Repetition is one of the basic elements of bodybuilding.
Aside from being the number of how much you endured weight lifts or executions of routine movements, there's a lot more than plain numbers to repetition.
It actually determines the effectiveness of every set of exercise.
The progress of any muscle building program depends on how consistent a person follows the recommended repetition of every exercise.
The key to building strong muscles is exposing them to new and varying intensities of exercise.
Keep them stimulated to ensure great exercise results.
Doing exercises at specified repetition may put the body under a lot of strain and pressure but it only teaches the body to adapt and increase muscle mass to bear with the constant routines which will develop some real muscles over target areas.
To develop muscles or to increase muscle mass, you must always subject your body to varying intensities of exercises.
To actually do that, you will have to do stick with the repetitions that are recommended of such exercise.
This way, the gradually increasing pressure that is brought by physical exertions to the body stimulates the muscles.
Hitting certain number of reps allows your body to reach its failure point, thus, allowing the body to recover by building more flexible and stronger muscles.
All the trouble results to a successfully increased and developed muscle mass.

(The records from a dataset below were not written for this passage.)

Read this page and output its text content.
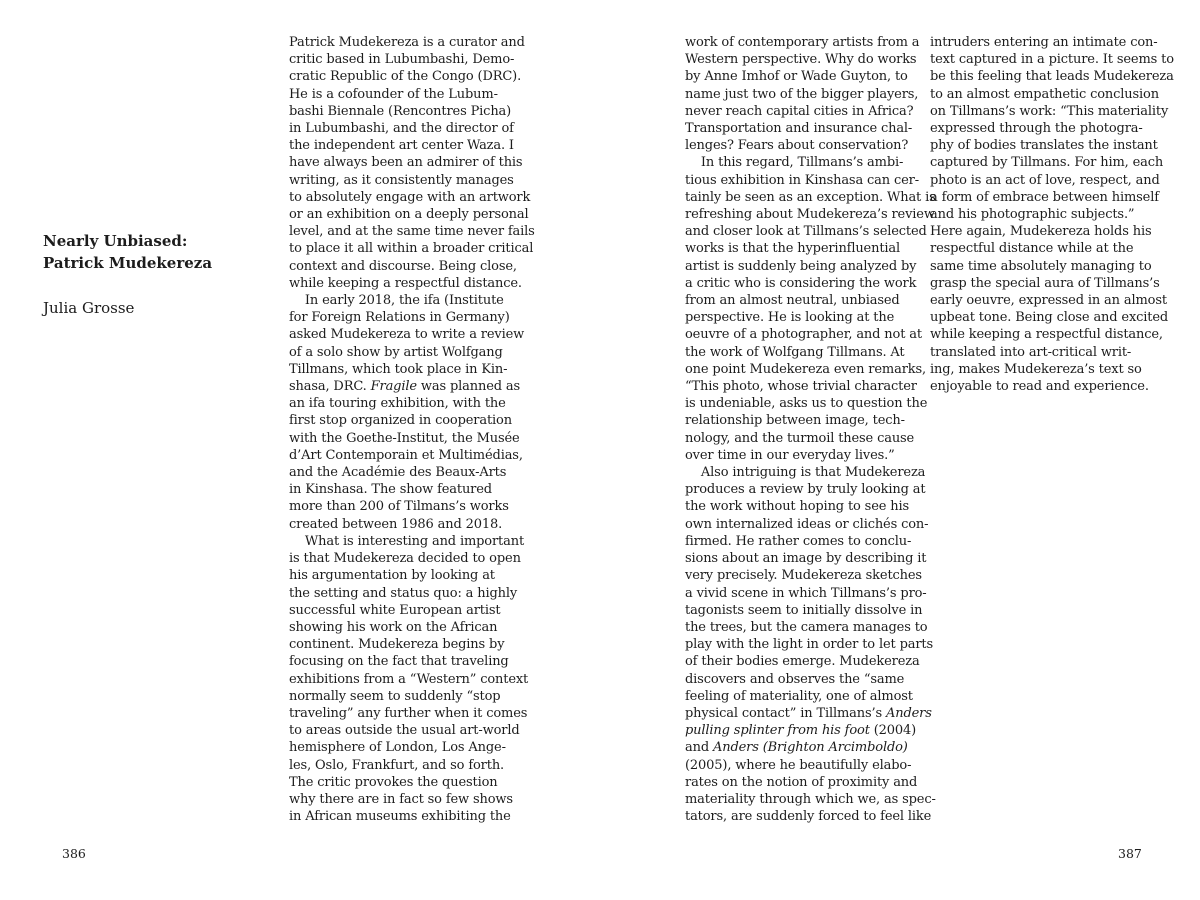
Nearly Unbiased:
Patrick Mudekereza
Julia Grosse

Patrick Mudekereza is a curator and
critic based in Lubumbashi, Demo-
cratic Republic of the Congo (DRC).
He is a cofounder of the Lubum-
bashi Biennale (Rencontres Picha)
in Lubumbashi, and the director of
the independent art center Waza. I
have always been an admirer of this
writing, as it consistently manages
to absolutely engage with an artwork
or an exhibition on a deeply personal
level, and at the same time never fails
to place it all within a broader critical
context and discourse. Being close,
while keeping a respectful distance.

In early 2018, the ifa (Institute
for Foreign Relations in Germany)
asked Mudekereza to write a review
of a solo show by artist Wolfgang
Tillmans, which took place in Kin-
shasa, DRC. Fragile was planned as
an ifa touring exhibition, with the
first stop organized in cooperation
with the Goethe-Institut, the Musée
d’Art Contemporain et Multimédias,
and the Académie des Beaux-Arts
in Kinshasa. The show featured
more than 200 of Tilmans’s works
created between 1986 and 2018.

What is interesting and important
is that Mudekereza decided to open
his argumentation by looking at
the setting and status quo: a highly
successful white European artist
showing his work on the African
continent. Mudekereza begins by
focusing on the fact that traveling
exhibitions from a “Western” context
normally seem to suddenly “stop
traveling” any further when it comes
to areas outside the usual art-world
hemisphere of London, Los Ange-
les, Oslo, Frankfurt, and so forth.
The critic provokes the question
why there are in fact so few shows
in African museums exhibiting the

work of contemporary artists from a
Western perspective. Why do works
by Anne Imhof or Wade Guyton, to
name just two of the bigger players,
never reach capital cities in Africa?
Transportation and insurance chal-
lenges? Fears about conservation?

In this regard, Tillmans’s ambi-
tious exhibition in Kinshasa can cer-
tainly be seen as an exception. What is
refreshing about Mudekereza’s review
and closer look at Tillmans’s selected
works is that the hyperinfluential
artist is suddenly being analyzed by
a critic who is considering the work
from an almost neutral, unbiased
perspective. He is looking at the
oeuvre of a photographer, and not at
the work of Wolfgang Tillmans. At
one point Mudekereza even remarks,
“This photo, whose trivial character
is undeniable, asks us to question the
relationship between image, tech-
nology, and the turmoil these cause
over time in our everyday lives.”

Also intriguing is that Mudekereza
produces a review by truly looking at
the work without hoping to see his
own internalized ideas or clichés con-
firmed. He rather comes to conclu-
sions about an image by describing it
very precisely. Mudekereza sketches
a vivid scene in which Tillmans’s pro-
tagonists seem to initially dissolve in
the trees, but the camera manages to
play with the light in order to let parts
of their bodies emerge. Mudekereza
discovers and observes the “same
feeling of materiality, one of almost
physical contact” in Tillmans’s Anders
pulling splinter from his foot (2004)
and Anders (Brighton Arcimboldo)
(2005), where he beautifully elabo-
rates on the notion of proximity and
materiality through which we, as spec-
tators, are suddenly forced to feel like

intruders entering an intimate con-
text captured in a picture. It seems to
be this feeling that leads Mudekereza
to an almost empathetic conclusion
on Tillmans’s work: “This materiality
expressed through the photogra-
phy of bodies translates the instant
captured by Tillmans. For him, each
photo is an act of love, respect, and
a form of embrace between himself
and his photographic subjects.”
Here again, Mudekereza holds his
respectful distance while at the
same time absolutely managing to
grasp the special aura of Tillmans’s
early oeuvre, expressed in an almost
upbeat tone. Being close and excited
while keeping a respectful distance,
translated into art-critical writ-
ing, makes Mudekereza’s text so
enjoyable to read and experience.

386	387
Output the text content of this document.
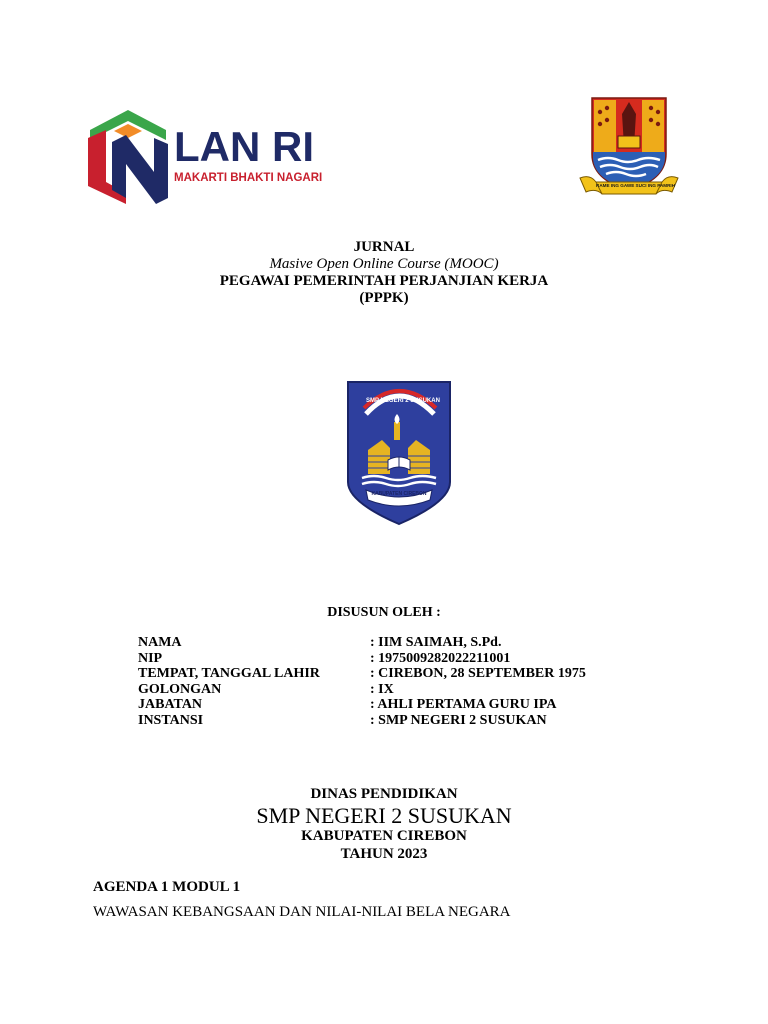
LAN RI
MAKARTI BHAKTI NAGARI
RAME ING GAWE SUCI ING PAMRIH
JURNAL
Masive Open Online Course (MOOC)
PEGAWAI PEMERINTAH PERJANJIAN KERJA
(PPPK)
SMP NEGERI 2 SUSUKAN
KABUPATEN CIREBON
DISUSUN OLEH :
NAMA	: IIM SAIMAH, S.Pd.
NIP	: 197500928202221100​1
TEMPAT, TANGGAL LAHIR	: CIREBON, 28 SEPTEMBER 1975
GOLONGAN	: IX
JABATAN	: AHLI PERTAMA GURU IPA
INSTANSI	: SMP NEGERI 2 SUSUKAN
DINAS PENDIDIKAN
SMP NEGERI 2 SUSUKAN
KABUPATEN CIREBON
TAHUN 2023
AGENDA 1 MODUL 1
WAWASAN KEBANGSAAN DAN NILAI-NILAI BELA NEGARA
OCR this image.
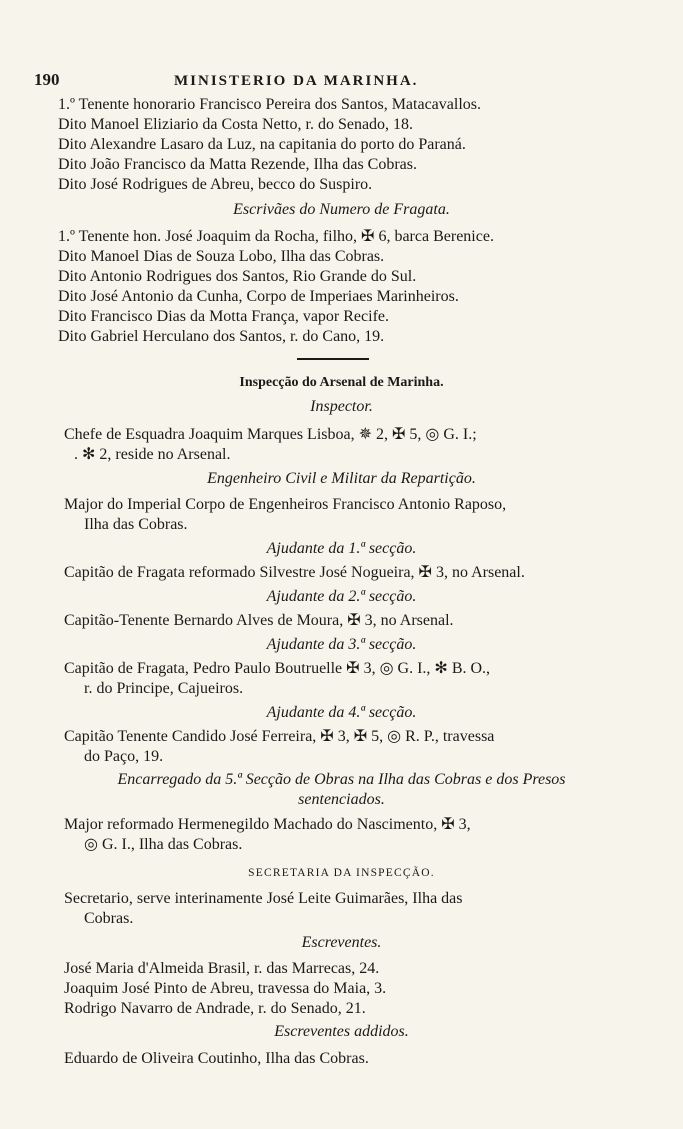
190	MINISTERIO DA MARINHA.
1.º Tenente honorario Francisco Pereira dos Santos, Matacavallos.
Dito Manoel Eliziario da Costa Netto, r. do Senado, 18.
Dito Alexandre Lasaro da Luz, na capitania do porto do Paraná.
Dito João Francisco da Matta Rezende, Ilha das Cobras.
Dito José Rodrigues de Abreu, becco do Suspiro.
Escrivães do Numero de Fragata.
1.º Tenente hon. José Joaquim da Rocha, filho, ✠ 6, barca Berenice.
Dito Manoel Dias de Souza Lobo, Ilha das Cobras.
Dito Antonio Rodrigues dos Santos, Rio Grande do Sul.
Dito José Antonio da Cunha, Corpo de Imperiaes Marinheiros.
Dito Francisco Dias da Motta França, vapor Recife.
Dito Gabriel Herculano dos Santos, r. do Cano, 19.
Inspecção do Arsenal de Marinha.
Inspector.
Chefe de Esquadra Joaquim Marques Lisboa, ✵ 2, ✠ 5, ◎ G. I.;
. ✻ 2, reside no Arsenal.
Engenheiro Civil e Militar da Repartição.
Major do Imperial Corpo de Engenheiros Francisco Antonio Raposo,
Ilha das Cobras.
Ajudante da 1.ª secção.
Capitão de Fragata reformado Silvestre José Nogueira, ✠ 3, no Arsenal.
Ajudante da 2.ª secção.
Capitão-Tenente Bernardo Alves de Moura, ✠ 3, no Arsenal.
Ajudante da 3.ª secção.
Capitão de Fragata, Pedro Paulo Boutruelle ✠ 3, ◎ G. I., ✻ B. O.,
r. do Principe, Cajueiros.
Ajudante da 4.ª secção.
Capitão Tenente Candido José Ferreira, ✠ 3, ✠ 5, ◎ R. P., travessa
do Paço, 19.
Encarregado da 5.ª Secção de Obras na Ilha das Cobras e dos Presos
sentenciados.
Major reformado Hermenegildo Machado do Nascimento, ✠ 3,
◎ G. I., Ilha das Cobras.
SECRETARIA DA INSPECÇÃO.
Secretario, serve interinamente José Leite Guimarães, Ilha das
Cobras.
Escreventes.
José Maria d'Almeida Brasil, r. das Marrecas, 24.
Joaquim José Pinto de Abreu, travessa do Maia, 3.
Rodrigo Navarro de Andrade, r. do Senado, 21.
Escreventes addidos.
Eduardo de Oliveira Coutinho, Ilha das Cobras.
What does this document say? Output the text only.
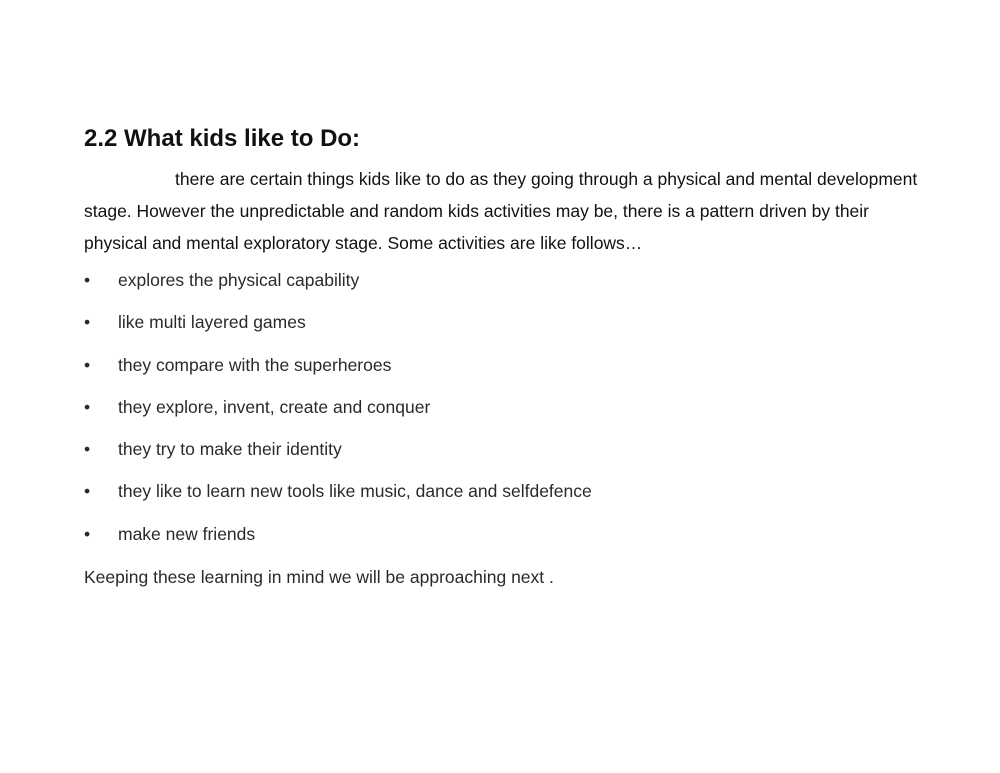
2.2 What kids like to Do:

there are certain things kids like to do as they going through a physical and mental development stage. However the unpredictable and random kids activities may be, there is a pattern driven by their physical and mental exploratory stage. Some activities are like follows…

•	explores the physical capability
•	like multi layered games
•	they compare with the superheroes
•	they explore, invent, create and conquer
•	they try to make their identity
•	they like to learn new tools like music, dance and selfdefence
•	make new friends

Keeping these learning in mind we will be approaching next .
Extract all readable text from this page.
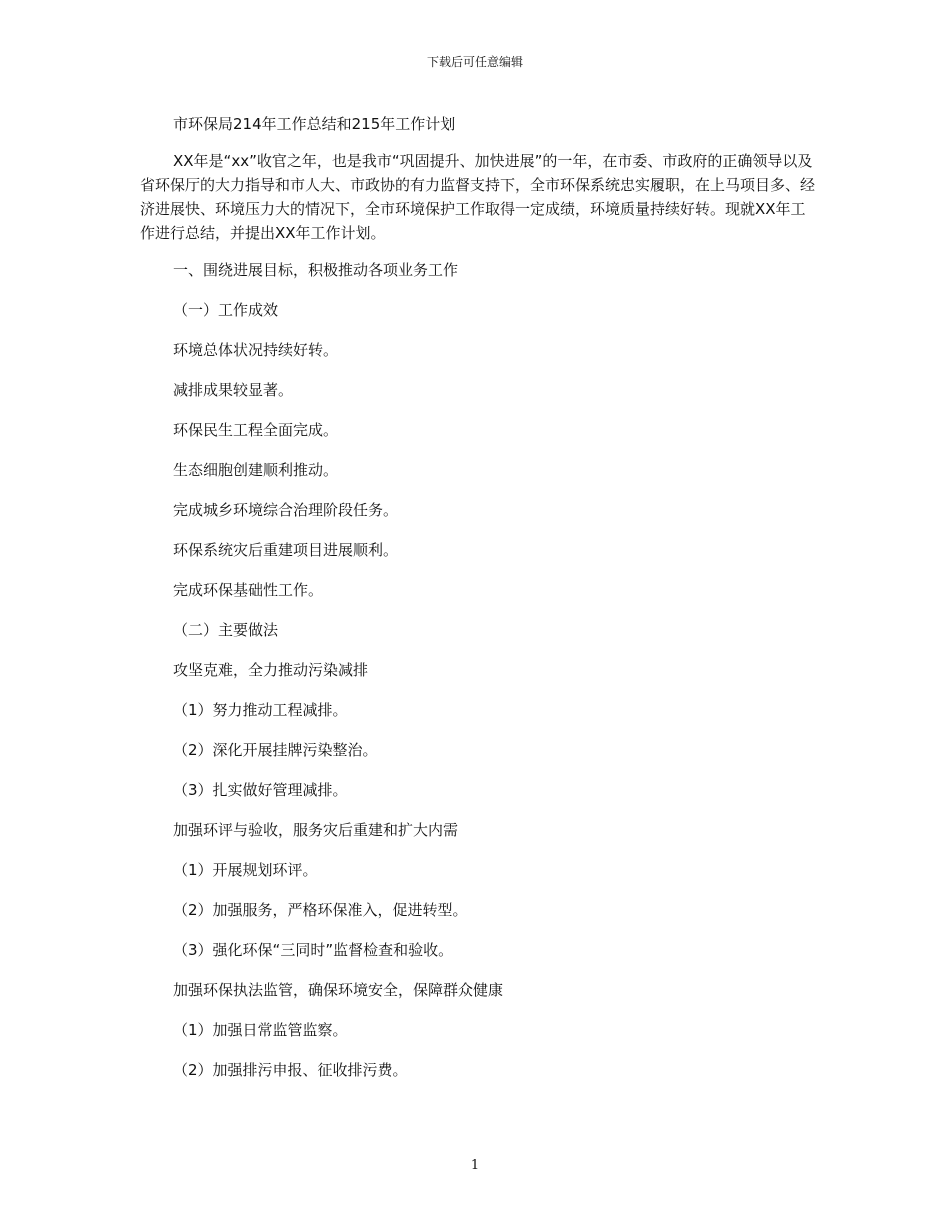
下载后可任意编辑

市环保局214年工作总结和215年工作计划

XX年是“xx”收官之年，也是我市“巩固提升、加快进展”的一年，在市委、市政府的正确领导以及省环保厅的大力指导和市人大、市政协的有力监督支持下，全市环保系统忠实履职，在上马项目多、经济进展快、环境压力大的情况下，全市环境保护工作取得一定成绩，环境质量持续好转。现就XX年工作进行总结，并提出XX年工作计划。

一、围绕进展目标，积极推动各项业务工作

（一）工作成效

环境总体状况持续好转。

减排成果较显著。

环保民生工程全面完成。

生态细胞创建顺利推动。

完成城乡环境综合治理阶段任务。

环保系统灾后重建项目进展顺利。

完成环保基础性工作。

（二）主要做法

攻坚克难，全力推动污染减排

（1）努力推动工程减排。

（2）深化开展挂牌污染整治。

（3）扎实做好管理减排。

加强环评与验收，服务灾后重建和扩大内需

（1）开展规划环评。

（2）加强服务，严格环保准入，促进转型。

（3）强化环保“三同时”监督检查和验收。

加强环保执法监管，确保环境安全，保障群众健康

（1）加强日常监管监察。

（2）加强排污申报、征收排污费。

1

So when you want to get a sculpted and well-developed body, try to outdo the repetitions that you do on your routine exercises each day.
When it comes to weight lifting, there's actually no need for routine change.
You only need to do the lifting while maintaining proper posture and form.
The benefits that you receive out of this exercise greatly depend on how properly you do weights.
In this exercise, repetitions do not actually matter for it is more focused on how well the lifting works out arm and shoulder muscles.
As many fitness instructors advise, you must as least take a two-stroke for lifting weights, hold it for a stroke and eventually lower the weights at two strokes.
Usually, the lifting is done slowly to thoroughly work all targeted muscles.
After certain period of time, you may decide changing your routine sets with another new set.
Aside from that, you will have to maintain rep variations.
This means that you repetition variation must coincide with the exertion of new sets of routines, as in forced repetitions and burns, to actually manage to reach positive failure every time.
This applies to all exercise movements that aims to target the development of specific muscle groups.
Actually, weight lifting and training routine reps is crucial to optimizing the positive results of any muscle building program.
However, the tempo of the repetition on which every exercise needs to be performed varies.
Repetitions are primarily done to promote muscle tension and you can't do that when you cheat exercise repetitions.
The key is persistently sticking with the reps of every exercise that the program requires.
After all, no one said that building muscles is easy.
It primarily involved discipline and takes a lot of work.
And when it comes to working out the muscles, repetition is more than just a number.
It is a determinant of your body's strength and power.